Streit über Merkel-Domains

Ein Mannheimer Werbefachmann muss seine registrierte Domain bundeskanzlerin-merkel.de abgeben.

Das deutsche Bundespresseamt hat Holger Schmid beauftragt, die Domain bis Mittwoch abzugeben. Falls er dem nicht nachkomme, wolle das Amt eine einstweilige Verfügung beantragen. Schmid hatte die Adresse 2001 registriert.

Das Bundespresseamt verwies am Dienstag auf die Namensrechte: Merkel habe sowohl persönlichen Anspruch auf ihren Namen als auch auf die Bezeichnung "Bundeskanzlerin". "Die Domain verletzt diese Rechte", sagte eine Sprecherin des Amtes.
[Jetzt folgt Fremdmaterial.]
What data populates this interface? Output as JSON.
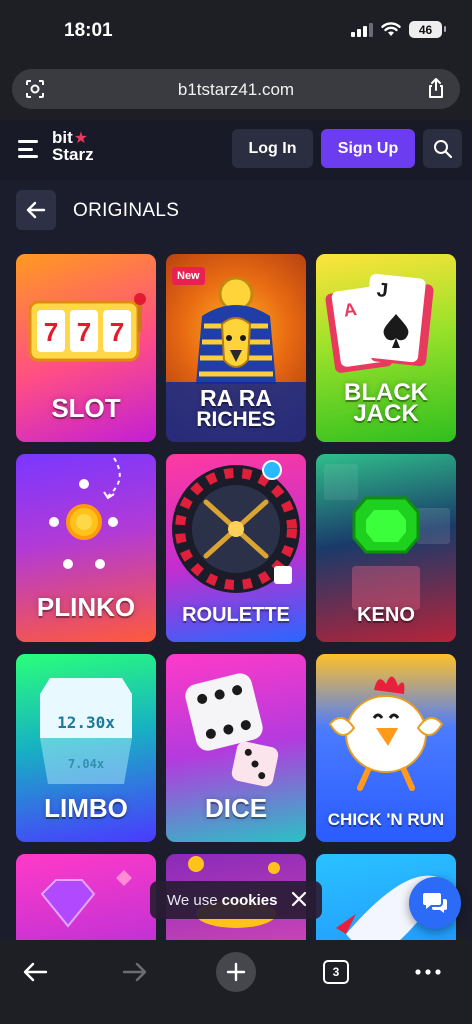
{
  "status_bar": {
    "time": "18:01",
    "battery": "46"
  },
  "browser": {
    "url": "b1tstarz41.com",
    "tab_count": "3"
  },
  "header": {
    "logo_line1": "bit",
    "logo_line2": "Starz",
    "login_label": "Log In",
    "signup_label": "Sign Up"
  },
  "section": {
    "title": "ORIGINALS"
  },
  "games": [
    {
      "title_line1": "SLOT",
      "title_line2": ""
    },
    {
      "title_line1": "RA RA",
      "title_line2": "RICHES",
      "badge": "New"
    },
    {
      "title_line1": "BLACK",
      "title_line2": "JACK"
    },
    {
      "title_line1": "PLINKO",
      "title_line2": ""
    },
    {
      "title_line1": "ROULETTE",
      "title_line2": ""
    },
    {
      "title_line1": "KENO",
      "title_line2": ""
    },
    {
      "title_line1": "LIMBO",
      "title_line2": "",
      "multiplier_top": "12.30x",
      "multiplier_bottom": "7.04x"
    },
    {
      "title_line1": "DICE",
      "title_line2": ""
    },
    {
      "title_line1": "CHICK 'N RUN",
      "title_line2": ""
    }
  ],
  "cookie_banner": {
    "prefix": "We use",
    "bold": "cookies"
  },
  "colors": {
    "accent": "#6b3cf0",
    "brand_star": "#e83a5e",
    "chat": "#2c6bf5"
  }
}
Unter der strittigen Adresse ist derzeit lediglich eine Test-Seite zu finden.

Auch bundeskanzlerin.de ist "besetzt"

Erst im Oktober habe sich die Partei bei ihm gemeldet und klargestellt, dass es kein Treffen mit der Kanzlerin geben werde. Die Aufforderung, den Eintrag löschen zu lassen, habe er erst am Montag erhalten.

Merkel kann auch den Internet-Auftritt www.bundeskanzlerin.de nicht nutzen. Diese Adresse gehört zurzeit dem Berliner PR-Berater Lars Heitmüller. Der hatte sich die Domain bundeskanzlerin.de vor sieben Jahren gesichert, allerdings schon angekündigt, sie Merkel nach der Wahl zur ersten Kanzlerin Deutschlands zu schenken.

Der 30-Jährige setzt sich auf diese Weise dafür ein, dass "Gleichberechtigung in Deutschland Normalität" wird. Wann die Domain übertragen wird, ließ Heitmüller offen.